I spend most of my work time researching tips for public speaking and my friends who make their living in public speaking. Until recently I did not buy into the idea of a recession, but with the facts becoming clearer about the changing state of the public speaking business, I wanted to share some speaking tips for the “new” economy that we will experience.
According to a recent survey by the Association of Corporate Travel Executives meetings held internally, will be cut by as much as 40%.
For those that do a lot of talks for associations, it gets worse: 31% expect across-the-board cuts. You should therefore expect less opportunities to travel and speak at conferences and conventions.
This news comes to us from Meetings and Conventions magazine, where they said that only 41% of companies surveyed expect their budget to remain intact.
This does not mean that you should polish up your resume and go look for a job; remember that in any downturn, there ARE opportunities that present themselves. You see, the market for your message remains, even if budgets to pay you to present it live and in person are not. You have a unique God-given message and in every audience there are some who connect with you on a core level. Your job going forward is to build relationships with them.
So here are my top three tips for public speaking success in this “new” economy.
Speaking tip #1 Record every presentation that you do whether it is done live, in a teleseminar, in a webinar or what ever venue or opportunity you get. A $100 investment in a digital recorder combined with a decent lavaliere mike will pay off richly for you in the years to come as you turn your talks into content that audiences can enjoy even if they don’t get to meet you in person.
Speaking tip #2 Find ways to get people who do see you speak live to grant you permission to remain in contact with them by email or even better by US Mail. What ever you have to offer them as an incentive to get their information, DO-IT! The list you will build is far more valuable than the profit you earn on one sale.
Let’s say you have a book that you want to sell. If you sold them the book, you make, say $20 on an item that cost you $5. What if, instead of making the $15 profit now, you invested in a relationship with that person by giving them a free and autographed copy in exchange for their contact info. Which would you prefer? A transaction that pays you $15 in profit now or a long term relationship that produces a lifetime value per person of $100 or more?
Speaking tip #3 Repurpose your products to reach every type of learner there is. I know of at least 50 ways to re-purpose a single product and the reason this is important is because we have visual, auditory and kinesthetic learners who all want their content delivered in the way that they learn best. So give it to them.

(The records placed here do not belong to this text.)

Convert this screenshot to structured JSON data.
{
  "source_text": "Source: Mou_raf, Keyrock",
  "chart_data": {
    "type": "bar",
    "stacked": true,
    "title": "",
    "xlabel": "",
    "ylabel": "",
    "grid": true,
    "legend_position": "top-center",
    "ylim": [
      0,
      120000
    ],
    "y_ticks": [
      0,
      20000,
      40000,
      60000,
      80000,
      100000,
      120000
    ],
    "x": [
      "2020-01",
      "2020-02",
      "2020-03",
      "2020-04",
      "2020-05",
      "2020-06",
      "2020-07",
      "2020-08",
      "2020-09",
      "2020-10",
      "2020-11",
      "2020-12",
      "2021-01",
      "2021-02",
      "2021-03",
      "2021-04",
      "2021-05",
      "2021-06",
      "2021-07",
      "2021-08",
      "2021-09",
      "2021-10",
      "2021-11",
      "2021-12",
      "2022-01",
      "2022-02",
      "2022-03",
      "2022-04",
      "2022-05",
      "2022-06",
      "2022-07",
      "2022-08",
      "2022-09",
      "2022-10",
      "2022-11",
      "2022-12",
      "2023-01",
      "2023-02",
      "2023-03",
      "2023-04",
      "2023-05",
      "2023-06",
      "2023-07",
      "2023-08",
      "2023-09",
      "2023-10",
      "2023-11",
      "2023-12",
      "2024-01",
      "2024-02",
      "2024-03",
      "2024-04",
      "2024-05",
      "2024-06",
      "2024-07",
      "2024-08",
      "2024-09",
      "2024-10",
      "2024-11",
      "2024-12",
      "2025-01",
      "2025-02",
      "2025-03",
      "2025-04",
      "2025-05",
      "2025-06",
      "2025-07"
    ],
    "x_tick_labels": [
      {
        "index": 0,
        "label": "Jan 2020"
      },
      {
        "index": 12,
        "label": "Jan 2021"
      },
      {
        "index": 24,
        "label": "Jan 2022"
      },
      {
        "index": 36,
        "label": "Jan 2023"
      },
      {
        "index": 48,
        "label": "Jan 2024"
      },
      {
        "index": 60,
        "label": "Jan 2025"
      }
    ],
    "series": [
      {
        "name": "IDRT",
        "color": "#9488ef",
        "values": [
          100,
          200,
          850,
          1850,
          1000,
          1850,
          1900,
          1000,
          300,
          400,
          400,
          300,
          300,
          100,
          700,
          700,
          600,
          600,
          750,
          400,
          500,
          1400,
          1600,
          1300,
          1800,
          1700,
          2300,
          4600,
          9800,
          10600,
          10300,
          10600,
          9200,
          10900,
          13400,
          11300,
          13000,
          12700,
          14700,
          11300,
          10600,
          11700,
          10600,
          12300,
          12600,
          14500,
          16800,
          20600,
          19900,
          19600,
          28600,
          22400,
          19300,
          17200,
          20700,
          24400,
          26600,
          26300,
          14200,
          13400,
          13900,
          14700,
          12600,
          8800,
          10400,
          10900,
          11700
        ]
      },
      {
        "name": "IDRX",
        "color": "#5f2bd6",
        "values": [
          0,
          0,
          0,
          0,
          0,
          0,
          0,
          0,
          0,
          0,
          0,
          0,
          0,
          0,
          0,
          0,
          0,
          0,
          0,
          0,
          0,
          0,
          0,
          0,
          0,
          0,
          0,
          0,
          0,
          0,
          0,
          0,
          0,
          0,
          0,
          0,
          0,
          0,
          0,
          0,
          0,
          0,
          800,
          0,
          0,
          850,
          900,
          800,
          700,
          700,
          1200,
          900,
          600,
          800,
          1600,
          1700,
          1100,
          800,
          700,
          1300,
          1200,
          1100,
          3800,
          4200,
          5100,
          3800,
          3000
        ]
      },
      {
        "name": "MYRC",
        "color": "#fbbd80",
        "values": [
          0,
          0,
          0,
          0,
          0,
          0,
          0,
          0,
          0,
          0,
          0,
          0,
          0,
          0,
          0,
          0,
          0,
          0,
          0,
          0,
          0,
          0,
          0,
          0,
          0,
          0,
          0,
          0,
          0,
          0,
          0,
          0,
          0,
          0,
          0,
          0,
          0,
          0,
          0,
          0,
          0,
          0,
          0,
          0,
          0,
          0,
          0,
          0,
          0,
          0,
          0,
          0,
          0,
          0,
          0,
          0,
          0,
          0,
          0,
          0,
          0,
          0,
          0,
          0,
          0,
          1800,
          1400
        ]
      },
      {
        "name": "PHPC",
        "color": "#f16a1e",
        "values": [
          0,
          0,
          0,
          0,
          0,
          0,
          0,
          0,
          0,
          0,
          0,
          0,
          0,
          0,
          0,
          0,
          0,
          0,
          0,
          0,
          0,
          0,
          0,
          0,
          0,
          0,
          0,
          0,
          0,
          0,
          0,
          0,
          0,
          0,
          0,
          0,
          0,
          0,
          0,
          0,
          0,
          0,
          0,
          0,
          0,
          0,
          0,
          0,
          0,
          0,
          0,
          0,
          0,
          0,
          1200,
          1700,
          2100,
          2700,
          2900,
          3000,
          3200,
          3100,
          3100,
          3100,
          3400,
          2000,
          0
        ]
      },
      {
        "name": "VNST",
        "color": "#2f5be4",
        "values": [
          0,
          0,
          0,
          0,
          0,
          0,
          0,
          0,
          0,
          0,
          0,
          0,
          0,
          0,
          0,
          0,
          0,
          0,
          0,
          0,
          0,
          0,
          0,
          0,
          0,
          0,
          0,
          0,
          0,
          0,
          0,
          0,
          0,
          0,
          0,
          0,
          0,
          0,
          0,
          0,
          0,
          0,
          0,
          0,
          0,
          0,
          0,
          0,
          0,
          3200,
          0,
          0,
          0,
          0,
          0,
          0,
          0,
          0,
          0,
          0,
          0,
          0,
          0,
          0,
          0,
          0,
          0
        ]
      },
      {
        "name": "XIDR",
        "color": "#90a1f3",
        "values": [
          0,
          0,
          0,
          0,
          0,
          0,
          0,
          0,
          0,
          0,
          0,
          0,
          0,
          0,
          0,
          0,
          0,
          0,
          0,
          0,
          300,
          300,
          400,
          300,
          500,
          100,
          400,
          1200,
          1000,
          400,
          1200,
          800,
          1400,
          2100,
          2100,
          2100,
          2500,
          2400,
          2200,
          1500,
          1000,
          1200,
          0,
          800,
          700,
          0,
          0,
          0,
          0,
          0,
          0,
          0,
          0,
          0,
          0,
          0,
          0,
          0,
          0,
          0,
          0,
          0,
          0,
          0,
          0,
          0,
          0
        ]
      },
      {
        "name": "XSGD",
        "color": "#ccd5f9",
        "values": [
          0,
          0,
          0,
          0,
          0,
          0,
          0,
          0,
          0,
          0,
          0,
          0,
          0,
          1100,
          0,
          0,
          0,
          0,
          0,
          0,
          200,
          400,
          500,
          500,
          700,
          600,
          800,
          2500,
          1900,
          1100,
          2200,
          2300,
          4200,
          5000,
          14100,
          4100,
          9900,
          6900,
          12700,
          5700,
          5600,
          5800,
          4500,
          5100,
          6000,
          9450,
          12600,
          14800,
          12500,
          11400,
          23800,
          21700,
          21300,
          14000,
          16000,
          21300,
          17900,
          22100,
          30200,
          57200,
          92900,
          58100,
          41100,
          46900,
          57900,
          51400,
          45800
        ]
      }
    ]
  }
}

I encourage my clients to think in terms of multiple products every time they tell me they are thinking of creating a new product. If you write a book, you must have an “as read by the author” version of the audiobook too. It’s also wise to produce your work in video as often as you can, even if the video is shot at home, edited by you, and distributed by YouTube or on your website as part of a membership model.
These are but a few of the speaking tips I work to implement into my clients businesses. Is it time for you to move away from dependence on the corporations, associations and conventions and build a passive income that will sustain you in any economy?